I recently wrote a blog post about care. You can read it here if you haven't already. But it's not self care. It's community care. It's friend care. It's the grace-filled care of God.

We DO need to find better ways to take care, to take care of each other. Instead of a congregation telling it's pastor to use his/her vacation, how about building a strategy with the pastor so that the vacation is actually refreshing. Give them extra money to spend. Make sure there are alternative pastoral coverage people in place. Ask them to turn off their cell phone, and covenant not to leave urgent messages. Plan to complete work that needs to be done while they're away, not just put if off to double the load when they return. Mow their lawn and feed their pets. Stock their refrigerator for when they return.

What ways does your church care for its pastor/s? What other ways can you think of? I know some churches are working hard at shared care already. What can we learn from you?

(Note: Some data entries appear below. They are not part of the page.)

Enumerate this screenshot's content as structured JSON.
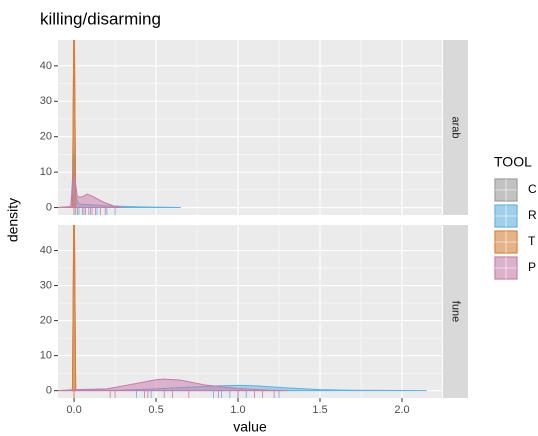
{
  "chart_data": {
    "type": "density",
    "title": "killing/disarming",
    "x_label": "value",
    "y_label": "density",
    "legend_title": "TOOL",
    "xlim": [
      -0.098,
      2.244
    ],
    "xticks": [
      {
        "value": 0,
        "label": "0.0"
      },
      0.5,
      {
        "value": 1,
        "label": "1.0"
      },
      1.5,
      {
        "value": 2,
        "label": "2.0"
      }
    ],
    "ylim": [
      -2.1,
      47.3
    ],
    "yticks": [
      0,
      10,
      20,
      30,
      40
    ],
    "grid": true,
    "facets": [
      {
        "label": "arab",
        "series": [
          {
            "name": "C",
            "color": "#999999",
            "x": [
              -0.01,
              0,
              0.01
            ],
            "values": [
              0,
              60,
              0
            ],
            "rug": [
              0
            ]
          },
          {
            "name": "R",
            "color": "#56B4E9",
            "x": [
              -0.1,
              -0.02,
              0,
              0.01,
              0.03,
              0.1,
              0.2,
              0.4,
              0.65
            ],
            "values": [
              0,
              0.2,
              15,
              3,
              1,
              0.8,
              0.5,
              0.2,
              0
            ],
            "rug": [
              0.01,
              0.03,
              0.06,
              0.1,
              0.14,
              0.2,
              0.25
            ]
          },
          {
            "name": "T",
            "color": "#E07B28",
            "x": [
              -0.01,
              0,
              0.01
            ],
            "values": [
              0,
              60,
              0
            ],
            "rug": [
              0
            ]
          },
          {
            "name": "P",
            "color": "#CC79A7",
            "x": [
              -0.1,
              -0.02,
              0,
              0.02,
              0.05,
              0.08,
              0.12,
              0.18,
              0.25,
              0.3
            ],
            "values": [
              0,
              0.3,
              10,
              3,
              3,
              3.8,
              3,
              1.5,
              0.3,
              0
            ],
            "rug": [
              0.02,
              0.05,
              0.07,
              0.09,
              0.11,
              0.13,
              0.16,
              0.19
            ]
          }
        ]
      },
      {
        "label": "fune",
        "series": [
          {
            "name": "C",
            "color": "#999999",
            "x": [
              -0.01,
              0,
              0.01
            ],
            "values": [
              0,
              60,
              0
            ],
            "rug": [
              0
            ]
          },
          {
            "name": "R",
            "color": "#56B4E9",
            "x": [
              -0.1,
              0,
              0.3,
              0.5,
              0.7,
              0.9,
              1.0,
              1.1,
              1.3,
              1.5,
              1.7,
              2.0,
              2.15
            ],
            "values": [
              0,
              0.1,
              0.2,
              0.5,
              1.0,
              1.4,
              1.5,
              1.4,
              0.8,
              0.3,
              0.1,
              0.05,
              0
            ],
            "rug": [
              0.38,
              0.47,
              0.85,
              0.9,
              0.95,
              1.0,
              1.05,
              1.25
            ]
          },
          {
            "name": "T",
            "color": "#E07B28",
            "x": [
              -0.01,
              0,
              0.01
            ],
            "values": [
              0,
              60,
              0
            ],
            "rug": [
              0
            ]
          },
          {
            "name": "P",
            "color": "#CC79A7",
            "x": [
              -0.1,
              0,
              0.2,
              0.35,
              0.5,
              0.55,
              0.65,
              0.8,
              1.0,
              1.2,
              1.3
            ],
            "values": [
              0,
              0.3,
              0.5,
              1.8,
              3.1,
              3.3,
              3.0,
              1.6,
              0.6,
              0.1,
              0
            ],
            "rug": [
              0.22,
              0.25,
              0.43,
              0.45,
              0.55,
              0.6,
              0.7,
              0.88,
              1.0,
              1.1,
              1.15,
              1.22
            ]
          }
        ]
      }
    ]
  }
}
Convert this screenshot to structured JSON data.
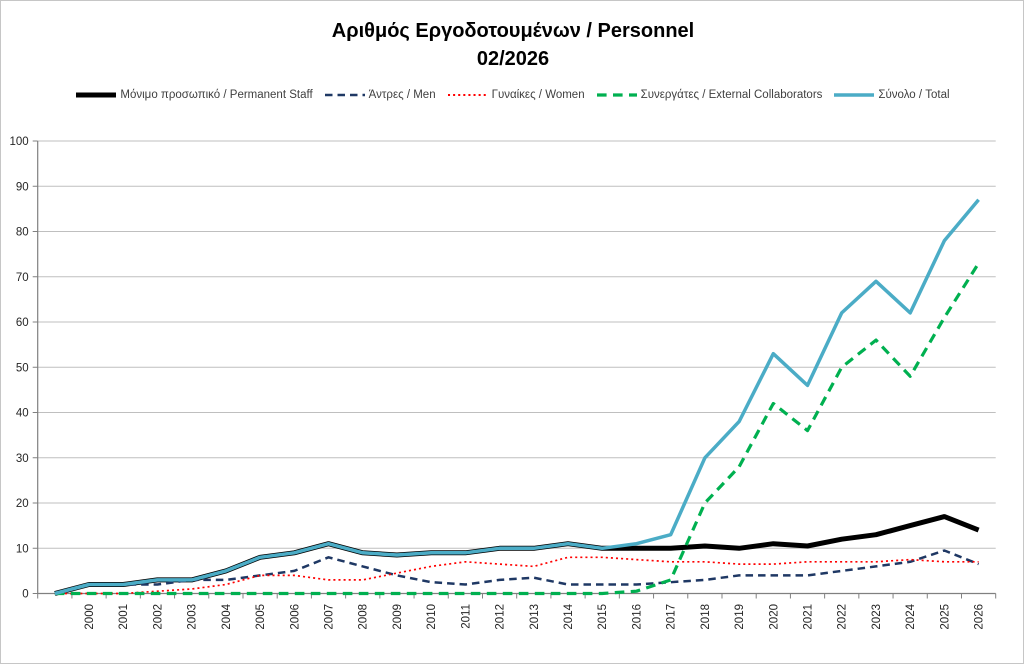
{
  "chart_data": {
    "type": "line",
    "title": "Αριθμός Εργοδοτουμένων / Personnel",
    "subtitle": "02/2026",
    "xlabel": "",
    "ylabel": "",
    "ylim": [
      0,
      100
    ],
    "ytick_step": 10,
    "grid": true,
    "legend_position": "top",
    "categories": [
      "",
      "2000",
      "2001",
      "2002",
      "2003",
      "2004",
      "2005",
      "2006",
      "2007",
      "2008",
      "2009",
      "2010",
      "2011",
      "2012",
      "2013",
      "2014",
      "2015",
      "2016",
      "2017",
      "2018",
      "2019",
      "2020",
      "2021",
      "2022",
      "2023",
      "2024",
      "2025",
      "2026"
    ],
    "series": [
      {
        "name": "Μόνιμο προσωπικό / Permanent Staff",
        "color": "#000000",
        "style": "solid",
        "width": 5,
        "values": [
          0,
          2,
          2,
          3,
          3,
          5,
          8,
          9,
          11,
          9,
          8.5,
          9,
          9,
          10,
          10,
          11,
          10,
          10,
          10,
          10.5,
          10,
          11,
          10.5,
          12,
          13,
          15,
          17,
          14
        ]
      },
      {
        "name": "Άντρες / Men",
        "color": "#1F3864",
        "style": "dashed",
        "width": 2.5,
        "values": [
          0,
          2,
          2,
          2,
          3,
          3,
          4,
          5,
          8,
          6,
          4,
          2.5,
          2,
          3,
          3.5,
          2,
          2,
          2,
          2.5,
          3,
          4,
          4,
          4,
          5,
          6,
          7,
          9.5,
          6.5
        ]
      },
      {
        "name": "Γυναίκες / Women",
        "color": "#FF0000",
        "style": "dotted",
        "width": 1.7,
        "values": [
          0,
          0,
          0,
          0.5,
          1,
          2,
          4,
          4,
          3,
          3,
          4.5,
          6,
          7,
          6.5,
          6,
          8,
          8,
          7.5,
          7,
          7,
          6.5,
          6.5,
          7,
          7,
          7,
          7.5,
          7,
          7
        ]
      },
      {
        "name": "Συνεργάτες / External Collaborators",
        "color": "#00B050",
        "style": "dashed",
        "width": 3.2,
        "values": [
          0,
          0,
          0,
          0,
          0,
          0,
          0,
          0,
          0,
          0,
          0,
          0,
          0,
          0,
          0,
          0,
          0,
          0.5,
          3,
          20,
          28,
          42,
          36,
          50,
          56,
          48,
          61,
          73
        ]
      },
      {
        "name": "Σύνολο / Total",
        "color": "#4BACC6",
        "style": "solid",
        "width": 3.5,
        "values": [
          0,
          2,
          2,
          3,
          3,
          5,
          8,
          9,
          11,
          9,
          8.5,
          9,
          9,
          10,
          10,
          11,
          10,
          11,
          13,
          30,
          38,
          53,
          46,
          62,
          69,
          62,
          78,
          87
        ]
      }
    ],
    "axis_colors": {
      "axis_line": "#808080",
      "gridline": "#BFBFBF",
      "tick_label": "#262626"
    }
  }
}
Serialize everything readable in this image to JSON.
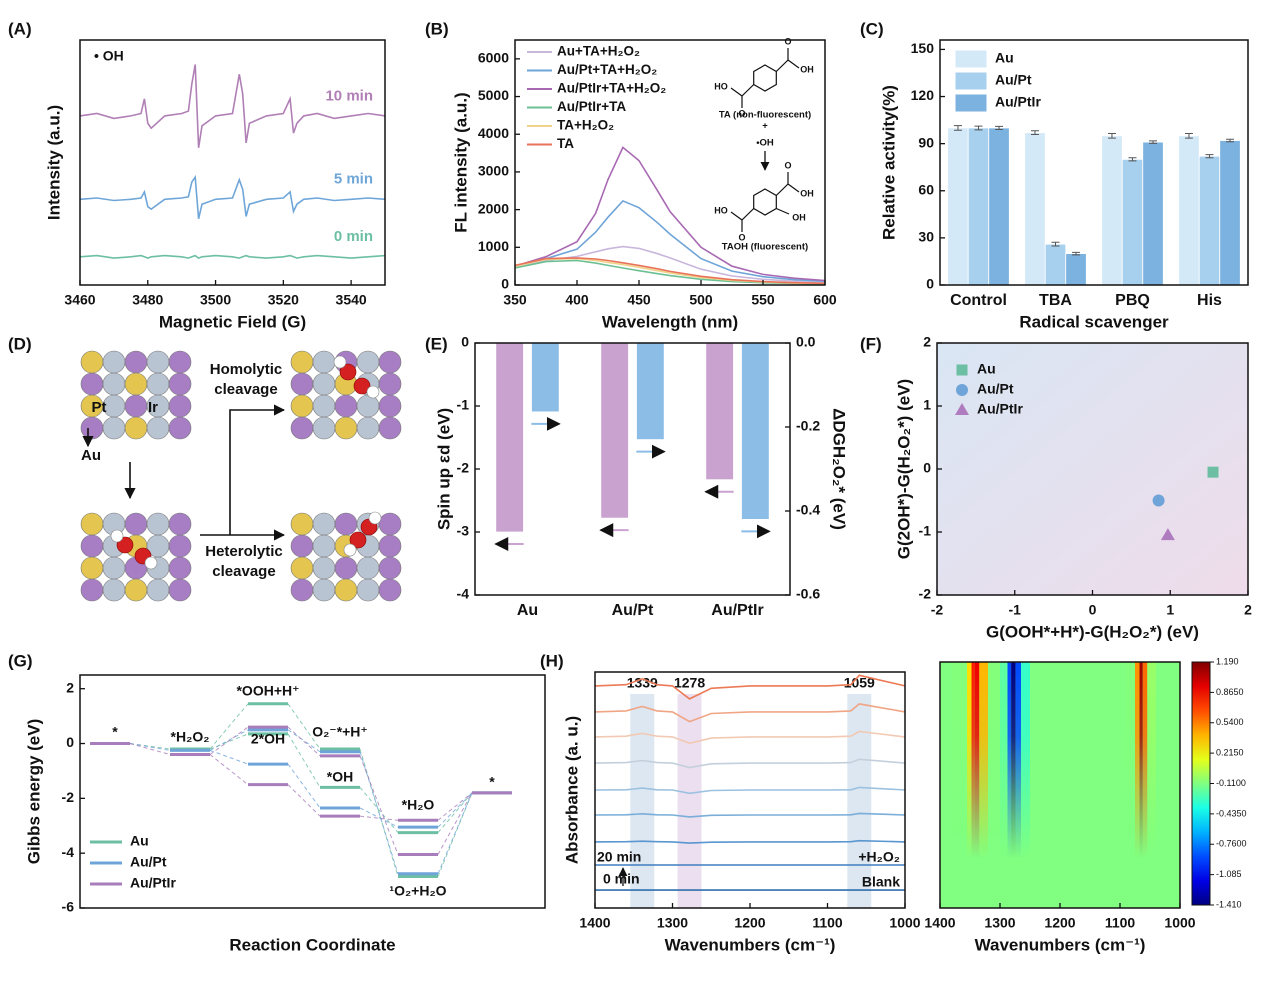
{
  "chart_data": [
    {
      "panel": "(A)",
      "type": "line",
      "annotation": "• OH",
      "xlabel": "Magnetic Field (G)",
      "ylabel": "Intensity (a.u.)",
      "xlim": [
        3460,
        3550
      ],
      "xticks": [
        3460,
        3480,
        3500,
        3520,
        3540
      ],
      "ylim": [
        0,
        10
      ],
      "x": [
        3460,
        3465,
        3470,
        3475,
        3478,
        3479,
        3480,
        3481,
        3485,
        3490,
        3492,
        3493,
        3494,
        3495,
        3496,
        3500,
        3505,
        3507,
        3508,
        3509,
        3510,
        3515,
        3520,
        3522,
        3523,
        3524,
        3526,
        3530,
        3535,
        3540,
        3545,
        3550
      ],
      "series": [
        {
          "name": "10 min",
          "color": "#b07fb5",
          "values": [
            6.9,
            7.0,
            6.8,
            6.9,
            7.0,
            7.6,
            6.6,
            6.4,
            6.9,
            7.0,
            7.1,
            8.2,
            9.0,
            5.6,
            6.5,
            6.9,
            7.0,
            8.6,
            7.8,
            5.8,
            6.6,
            6.9,
            7.0,
            7.6,
            6.2,
            6.6,
            6.9,
            7.0,
            6.8,
            6.9,
            7.0,
            6.9
          ]
        },
        {
          "name": "5 min",
          "color": "#6fa6d8",
          "values": [
            3.5,
            3.55,
            3.45,
            3.5,
            3.55,
            3.8,
            3.2,
            3.1,
            3.5,
            3.55,
            3.6,
            4.2,
            4.4,
            2.7,
            3.3,
            3.5,
            3.55,
            4.3,
            3.9,
            2.8,
            3.3,
            3.5,
            3.55,
            3.8,
            3.0,
            3.3,
            3.5,
            3.55,
            3.45,
            3.5,
            3.55,
            3.5
          ]
        },
        {
          "name": "0 min",
          "color": "#6dbfa3",
          "values": [
            1.15,
            1.2,
            1.1,
            1.15,
            1.2,
            1.15,
            1.1,
            1.15,
            1.2,
            1.15,
            1.1,
            1.15,
            1.2,
            1.1,
            1.15,
            1.2,
            1.15,
            1.1,
            1.15,
            1.2,
            1.15,
            1.1,
            1.15,
            1.2,
            1.15,
            1.1,
            1.15,
            1.2,
            1.15,
            1.1,
            1.15,
            1.2
          ]
        }
      ]
    },
    {
      "panel": "(B)",
      "type": "line",
      "xlabel": "Wavelength (nm)",
      "ylabel": "FL intensity (a.u.)",
      "legend": "upper left",
      "xlim": [
        350,
        600
      ],
      "xticks": [
        350,
        400,
        450,
        500,
        550,
        600
      ],
      "ylim": [
        0,
        6500
      ],
      "yticks": [
        0,
        1000,
        2000,
        3000,
        4000,
        5000,
        6000
      ],
      "x": [
        350,
        375,
        400,
        415,
        425,
        437,
        450,
        465,
        475,
        500,
        525,
        550,
        575,
        600
      ],
      "series": [
        {
          "name": "Au+TA+H₂O₂",
          "color": "#c9b6dc",
          "values": [
            500,
            650,
            760,
            880,
            960,
            1020,
            970,
            830,
            720,
            420,
            240,
            150,
            100,
            70
          ]
        },
        {
          "name": "Au/Pt+TA+H₂O₂",
          "color": "#6fa4d8",
          "values": [
            500,
            700,
            950,
            1400,
            1800,
            2230,
            2050,
            1650,
            1350,
            700,
            370,
            220,
            140,
            100
          ]
        },
        {
          "name": "Au/PtIr+TA+H₂O₂",
          "color": "#a869b3",
          "values": [
            500,
            750,
            1150,
            1900,
            2800,
            3650,
            3300,
            2500,
            1950,
            1000,
            500,
            280,
            180,
            120
          ]
        },
        {
          "name": "Au/PtIr+TA",
          "color": "#6dbf94",
          "values": [
            450,
            620,
            650,
            580,
            520,
            450,
            380,
            300,
            250,
            150,
            90,
            60,
            40,
            30
          ]
        },
        {
          "name": "TA+H₂O₂",
          "color": "#f0d28a",
          "values": [
            500,
            680,
            700,
            650,
            600,
            540,
            470,
            380,
            320,
            200,
            120,
            80,
            50,
            40
          ]
        },
        {
          "name": "TA",
          "color": "#e8735a",
          "values": [
            520,
            700,
            720,
            690,
            650,
            590,
            520,
            430,
            360,
            230,
            140,
            90,
            60,
            45
          ]
        }
      ],
      "inset": {
        "top": "TA (non-fluorescent)",
        "plus": "+",
        "radical": "•OH",
        "bottom": "TAOH (fluorescent)",
        "atoms": [
          "O",
          "OH",
          "HO",
          "O",
          "O",
          "OH",
          "HO",
          "O",
          "OH"
        ]
      }
    },
    {
      "panel": "(C)",
      "type": "bar",
      "xlabel": "Radical scavenger",
      "ylabel": "Relative activity(%)",
      "legend": "upper left",
      "categories": [
        "Control",
        "TBA",
        "PBQ",
        "His"
      ],
      "ylim": [
        0,
        156
      ],
      "yticks": [
        0,
        30,
        60,
        90,
        120,
        150
      ],
      "series": [
        {
          "name": "Au",
          "color": "#d4e9f8",
          "values": [
            100,
            97,
            95,
            95
          ],
          "errors": [
            1.5,
            1.2,
            1.5,
            1.5
          ]
        },
        {
          "name": "Au/Pt",
          "color": "#a7cfee",
          "values": [
            100,
            26,
            80,
            82
          ],
          "errors": [
            1.2,
            1.2,
            1,
            1
          ]
        },
        {
          "name": "Au/PtIr",
          "color": "#7cb2df",
          "values": [
            100,
            20,
            91,
            92
          ],
          "errors": [
            1,
            0.8,
            0.8,
            0.8
          ]
        }
      ]
    },
    {
      "panel": "(E)",
      "type": "bar",
      "ylabel": "Spin up εd (eV)",
      "y2label": "ΔDGH₂O₂* (eV)",
      "categories": [
        "Au",
        "Au/Pt",
        "Au/PtIr"
      ],
      "ylim": [
        -4,
        0
      ],
      "yticks": [
        0,
        -1,
        -2,
        -3,
        -4
      ],
      "y2lim": [
        -0.6,
        0
      ],
      "y2ticks": [
        {
          "value": 0,
          "label": "0.0"
        },
        -0.2,
        -0.4,
        -0.6
      ],
      "series": [
        {
          "color": "#c9a2cf",
          "values": [
            -3.0,
            -2.78,
            -2.17
          ]
        },
        {
          "color": "#8cbde6",
          "values": [
            -0.164,
            -0.23,
            -0.42
          ],
          "axis": "y2"
        }
      ]
    },
    {
      "panel": "(F)",
      "type": "scatter",
      "xlabel": "G(OOH*+H*)-G(H₂O₂*) (eV)",
      "ylabel": "G(2OH*)-G(H₂O₂*) (eV)",
      "legend": "upper left",
      "xlim": [
        -2,
        2
      ],
      "xticks": [
        -2,
        -1,
        0,
        1,
        2
      ],
      "ylim": [
        -2,
        2
      ],
      "yticks": [
        -2,
        -1,
        0,
        1,
        2
      ],
      "series": [
        {
          "name": "Au",
          "color": "#6dbfa3",
          "marker": "square",
          "x": [
            1.55
          ],
          "values": [
            -0.05
          ]
        },
        {
          "name": "Au/Pt",
          "color": "#6fa4d8",
          "marker": "circle",
          "x": [
            0.85
          ],
          "values": [
            -0.5
          ]
        },
        {
          "name": "Au/PtIr",
          "color": "#b07cc0",
          "marker": "triangle",
          "x": [
            0.97
          ],
          "values": [
            -1.05
          ]
        }
      ]
    },
    {
      "panel": "(G)",
      "type": "energy_diagram",
      "xlabel": "Reaction Coordinate",
      "ylabel": "Gibbs energy (eV)",
      "legend": "lower left",
      "ylim": [
        -6,
        2.5
      ],
      "yticks": [
        -6,
        -4,
        -2,
        0,
        2
      ],
      "states": [
        "*",
        "*H₂O₂",
        "*OOH+H⁺",
        "2*OH",
        "O₂⁻*+H⁺",
        "*OH",
        "*H₂O",
        "¹O₂+H₂O",
        "*"
      ],
      "series": [
        {
          "name": "Au",
          "color": "#6dbfa3",
          "values": [
            0,
            -0.2,
            1.45,
            0.35,
            -0.2,
            -1.6,
            -3.25,
            -4.85,
            -1.8
          ]
        },
        {
          "name": "Au/Pt",
          "color": "#6fa4d8",
          "values": [
            0,
            -0.25,
            0.5,
            -0.75,
            -0.3,
            -2.35,
            -3.05,
            -4.75,
            -1.8
          ]
        },
        {
          "name": "Au/PtIr",
          "color": "#a77dbb",
          "values": [
            0,
            -0.4,
            0.6,
            -1.5,
            -0.45,
            -2.65,
            -2.8,
            -4.05,
            -1.8
          ]
        }
      ]
    },
    {
      "panel": "(H)",
      "type": "line",
      "xlabel": "Wavenumbers (cm⁻¹)",
      "ylabel": "Absorbance (a. u.)",
      "xlim": [
        1400,
        1000
      ],
      "xticks": [
        1400,
        1300,
        1200,
        1100,
        1000
      ],
      "ylim": [
        0,
        10
      ],
      "peaks": [
        1339,
        1278,
        1059
      ],
      "annotations": {
        "start": "20 min",
        "end": "0 min",
        "reagent": "+H₂O₂",
        "blank": "Blank"
      },
      "x": [
        1400,
        1360,
        1339,
        1320,
        1300,
        1278,
        1250,
        1200,
        1100,
        1070,
        1059,
        1000
      ],
      "series": [
        {
          "color": "#2f6fae",
          "values": [
            0.76,
            0.76,
            0.76,
            0.76,
            0.76,
            0.76,
            0.76,
            0.76,
            0.76,
            0.76,
            0.76,
            0.76
          ]
        },
        {
          "color": "#3f7fc0",
          "values": [
            1.82,
            1.82,
            1.82,
            1.82,
            1.82,
            1.82,
            1.82,
            1.82,
            1.82,
            1.82,
            1.82,
            1.82
          ]
        },
        {
          "color": "#5a96cf",
          "values": [
            2.8,
            2.81,
            2.83,
            2.81,
            2.8,
            2.75,
            2.79,
            2.8,
            2.8,
            2.81,
            2.85,
            2.8
          ]
        },
        {
          "color": "#7aaed9",
          "values": [
            3.94,
            3.95,
            3.99,
            3.95,
            3.94,
            3.86,
            3.93,
            3.94,
            3.94,
            3.95,
            4.01,
            3.94
          ]
        },
        {
          "color": "#9bc1e0",
          "values": [
            5.0,
            5.01,
            5.08,
            5.01,
            5.0,
            4.86,
            4.98,
            5.0,
            5.0,
            5.01,
            5.11,
            5.0
          ]
        },
        {
          "color": "#c3d0dc",
          "values": [
            6.14,
            6.16,
            6.25,
            6.16,
            6.14,
            5.95,
            6.11,
            6.14,
            6.14,
            6.16,
            6.3,
            6.14
          ]
        },
        {
          "color": "#f2c9b3",
          "values": [
            7.25,
            7.28,
            7.4,
            7.28,
            7.25,
            6.98,
            7.2,
            7.25,
            7.25,
            7.28,
            7.48,
            7.25
          ]
        },
        {
          "color": "#f0a585",
          "values": [
            8.31,
            8.35,
            8.54,
            8.35,
            8.31,
            7.9,
            8.24,
            8.31,
            8.31,
            8.35,
            8.65,
            8.31
          ]
        },
        {
          "color": "#ec7a55",
          "values": [
            9.41,
            9.46,
            9.71,
            9.46,
            9.41,
            8.86,
            9.31,
            9.41,
            9.41,
            9.46,
            9.86,
            9.41
          ]
        }
      ]
    },
    {
      "type": "heatmap",
      "xlabel": "Wavenumbers (cm⁻¹)",
      "xlim": [
        1400,
        1000
      ],
      "xticks": [
        1400,
        1300,
        1200,
        1100,
        1000
      ],
      "x": [
        1400,
        1360,
        1350,
        1345,
        1339,
        1330,
        1310,
        1290,
        1285,
        1278,
        1270,
        1260,
        1240,
        1200,
        1100,
        1080,
        1070,
        1065,
        1059,
        1050,
        1030,
        1000
      ],
      "values": [
        -0.11,
        -0.1,
        0.3,
        0.8,
        0.9,
        0.4,
        -0.1,
        -0.2,
        -0.9,
        -1.4,
        -0.9,
        -0.3,
        -0.11,
        -0.11,
        -0.11,
        -0.1,
        0.5,
        1.1,
        0.6,
        -0.05,
        -0.11,
        -0.11
      ],
      "clim": [
        -1.41,
        1.19
      ],
      "cticks": [
        {
          "value": 1.19,
          "label": "1.190"
        },
        {
          "value": 0.865,
          "label": "0.8650"
        },
        {
          "value": 0.54,
          "label": "0.5400"
        },
        {
          "value": 0.215,
          "label": "0.2150"
        },
        {
          "value": -0.11,
          "label": "-0.1100"
        },
        {
          "value": -0.435,
          "label": "-0.4350"
        },
        {
          "value": -0.76,
          "label": "-0.7600"
        },
        -1.085,
        {
          "value": -1.41,
          "label": "-1.410"
        }
      ]
    }
  ],
  "diagram": {
    "panel": "(D)",
    "labels": {
      "pt": "Pt",
      "ir": "Ir",
      "au": "Au",
      "homolytic": "Homolytic cleavage",
      "heterolytic": "Heterolytic cleavage"
    }
  }
}
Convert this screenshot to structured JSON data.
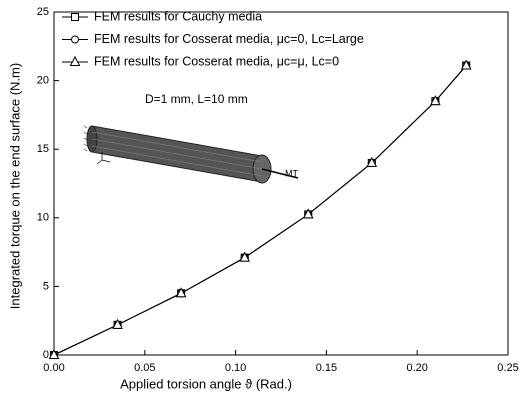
{
  "chart_data": {
    "type": "line",
    "x_label": "Applied torsion angle ϑ (Rad.)",
    "y_label": "Integrated torque on the end surface (N.m)",
    "x": [
      0,
      0.035,
      0.07,
      0.105,
      0.14,
      0.175,
      0.21,
      0.227
    ],
    "series": [
      {
        "name": "FEM results for Cauchy media",
        "color": "#000000",
        "marker": "square",
        "values": [
          0,
          2.2,
          4.5,
          7.1,
          10.25,
          14.0,
          18.5,
          21.1
        ]
      },
      {
        "name": "FEM results for Cosserat media, μc=0, Lc=Large",
        "color": "#000000",
        "marker": "circle",
        "values": [
          0,
          2.2,
          4.5,
          7.1,
          10.25,
          14.0,
          18.5,
          21.1
        ]
      },
      {
        "name": "FEM results for Cosserat media, μc=μ, Lc=0",
        "color": "#000000",
        "marker": "triangle",
        "values": [
          0,
          2.2,
          4.5,
          7.1,
          10.25,
          14.0,
          18.5,
          21.1
        ]
      }
    ],
    "xlim": [
      0,
      0.25
    ],
    "xticks": [
      {
        "value": 0,
        "label": "0.00"
      },
      {
        "value": 0.05,
        "label": "0.05"
      },
      {
        "value": 0.1,
        "label": "0.10"
      },
      {
        "value": 0.15,
        "label": "0.15"
      },
      {
        "value": 0.2,
        "label": "0.20"
      },
      {
        "value": 0.25,
        "label": "0.25"
      }
    ],
    "ylim": [
      0,
      25
    ],
    "yticks": [
      0,
      5,
      10,
      15,
      20,
      25
    ],
    "legend": "upper-left",
    "annotations": [
      "D=1 mm, L=10 mm",
      "MT"
    ]
  }
}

Like I said, my beef with self care is not intended to get us off the hook for making better choices and following through. But I do think we need to examine how our ideas of self care are embedded in our culture's selfish and self-serving defaults, and how self care is at odds with a Christian perspective on relationships. Rather than a call to abandon self care, there's an opportunity for us to pick up shared care. There are lots of words for these alternatives to self care: compassion, friendship, covenant, mutuality, community, love.

It's a very rare day or hour that I feel capable and privileged enough to practice self care. The rest of the time, the vast majority of the time, I absolutely cannot do it alone. I wish we could stop pretending that we can take care of ourselves. I pray that we will stop putting the pressure on one another to take care of ourselves. Instead, let's take care of one another, extending grace and caring support so that together we might be well.